Lilongwe. (September 7, 2011). Fallen Alliance for Democracy (Aford) Tuesday rose from ashes to reclaim a parliamentary seat it lost to the ruling Democratic Progressive Party (DPP) in highly contested bye-elections held in the northern region district of Rumphi, a constituency DPP took after it’s mesmerizing landslide victory in the 2009 General Elections. The fall from glory by the ruling DPP is a result of loss of popularity following reports of escalating dictatorial tendencies by its president Bingu wa Mutharika, enactment of unpopular laws, bad economic and political governance. Malawians want president Mutharika to solve the current fuel and foreign exchange (forex) reserves shortages, an explanation of the president’s sudden vast wealth and First Lady Callista Mutharika’s MK1 million salary for doing charity work.
They also demand a permanent solution to the current academic freedom stand-off that has seen Chancellor College, the main constituent college of the University of Malawi, closed for over six months. Aford who fought for the introduction of multi-party politics alongside former ruling United Democratic Front (UDF) in 1994 has held the parliamentary seat since the advent of political pluralism only to lose it to a DPP legislator, Professor Moses Chirambo, who died last year. Aford candidate Enock Chihana, son to freedom fighter Chakufwa Chihana, overwhelmingly scooped the coveted seat by over 6, 641 votes followed by DPP’s 3, 275 votes. However, the voting exercise was mired by apathy with only 14, 000 voters turning out to cast their ballots out of 31, 000 registered voters. Newly formed People’s Party (PP) of beleaguered state vice president Joyce Banda candidate Chimduma Mkandawire came close on the heals of DDP’s Norman Nyirenda with 2, 832 votes followed by northern region political block CCAP church backed People’s Democratic Movement (PDM) who got 1, 578. DPP campaign director Zikhale Ng’oma has said the elections were not free and fair as “DPP supporters were intimated by opposition members who threatened to torch down their houses.”
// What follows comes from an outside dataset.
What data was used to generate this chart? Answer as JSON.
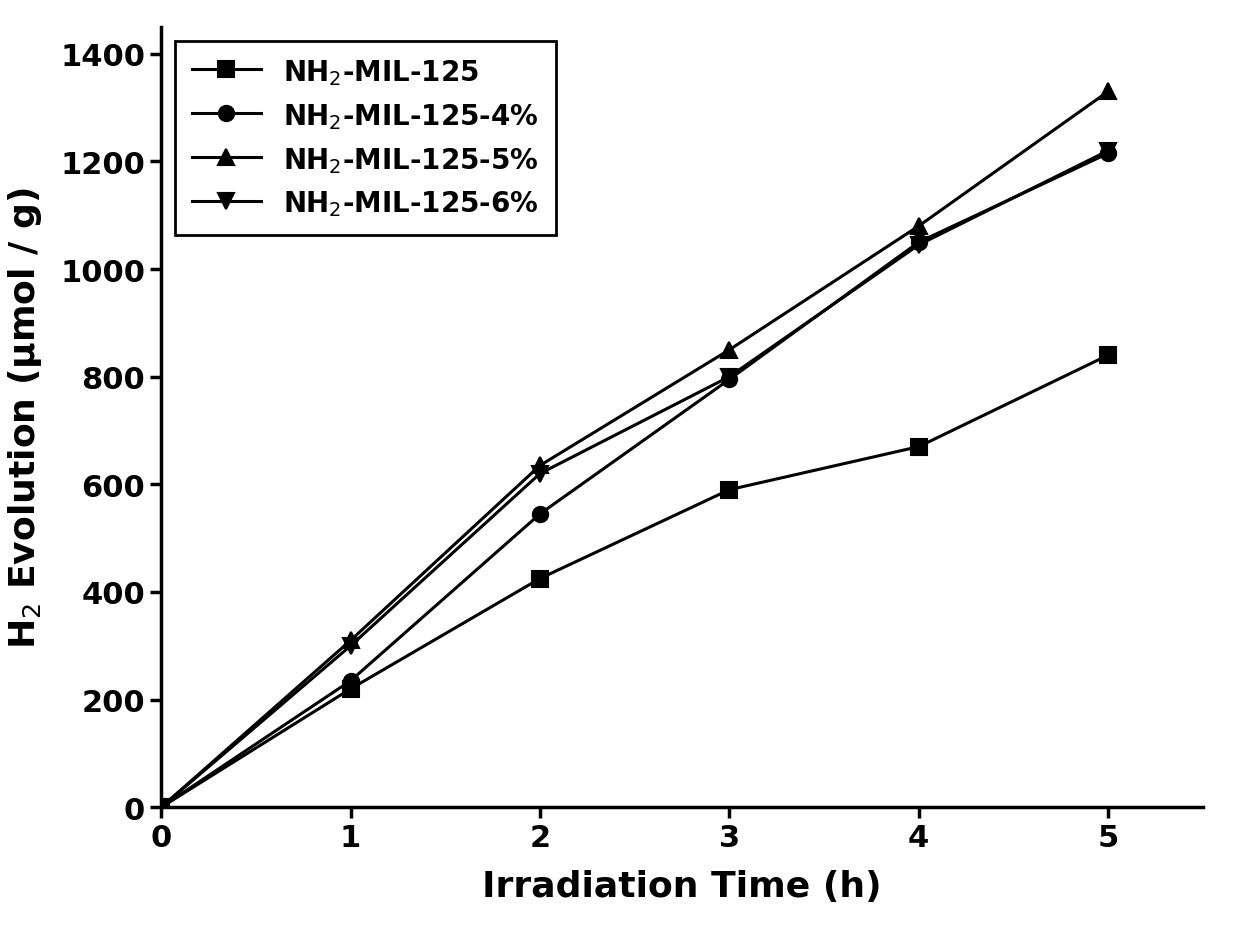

But Aford vice president Chinkhokwe Banda said constituency was a backyard of Aford but was only lost to DPP because of the death of its (Aford) founder president Chakufwa Chihana. “Even though DPP used its state machinery including helicopters for campaigning they are no match to our candidate,” said Banda. PP’s elections director Rev. Emmanuel Chimkwita Phiri congratulated Aford for the victory but said the exercise was an eye opener to the month old party. “We have learnt a lot from this exercise and have picked up lessons,” he said adding, “since our party is just a month old we are happy with the inroads that we made.” DPP and PDM have both raised objections to the results and have meanwhile filed complaints with the Electoral Commission, Malawi’s elections body. Meanwhile the parliamentary composition of DPP legislators is not clear after its fall from grace, the formation of PP and the expulsion of others critical of its leadership. After the 2009 elections DPP had 114 members of parliament. Aford now has two members of parliament while DPP continues to enjoy a disgruntled majority in the 193 member strong national assembly.